Herberto Helder
Herberto Helder Luís Bernardes de
Oliveira nasceu a 23 de Novembro de 1930 no Funchal, Ilha da Madeira, no seio de
uma família de origem judaica. Em 1946, com 16 anos, viaja para Lisboa para
frequentar o 6º e o 7º ano do curso liceal. Em 1948, matricula-se na Faculdade
de Direito de Coimbra e, em 1949, muda para a Faculdade de Letras onde
frequenta, durante três anos, o curso de Filologia Romântica, não tendo
terminado o curso. Três anos mais tarde regressa a Lisboa, começando por
trabalhar durante algum tempo na Caixa Geral de Depósitos e depois como
angariador de publicidade, sendo que durante este tempo vive, por razões de
ordem vária e pessoal, numa «casa de passe».
Em 1954, data da publicação do seu
primeiro poema em Coimbra, regressa à Madeira onde trabalha como meteorologista,
seguindo depois para a Ilha de Porto Santo.
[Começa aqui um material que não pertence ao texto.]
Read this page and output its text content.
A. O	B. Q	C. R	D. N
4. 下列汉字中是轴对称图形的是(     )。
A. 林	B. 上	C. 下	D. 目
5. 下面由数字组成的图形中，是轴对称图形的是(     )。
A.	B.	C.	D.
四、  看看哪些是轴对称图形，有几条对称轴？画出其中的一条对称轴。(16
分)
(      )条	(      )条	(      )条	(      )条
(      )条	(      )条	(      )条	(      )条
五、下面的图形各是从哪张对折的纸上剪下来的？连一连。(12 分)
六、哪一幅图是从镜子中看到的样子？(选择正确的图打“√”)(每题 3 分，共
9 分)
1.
Quando em 1955 regressa a Lisboa,
frequenta o grupo do Café Gelo, de que fazem parte nomes como Mário Cesariny,
Luiz Pacheco, António José Forte, João Vieira e Hélder Macedo. Durante esse
período trabalha como propagandista de produtos farmacêuticos e redator de
publicidade, vivendo com rendimentos baixos. Três anos mais tarde, em 1958,
publica o seu primeiro livro, "O Amor em Visita".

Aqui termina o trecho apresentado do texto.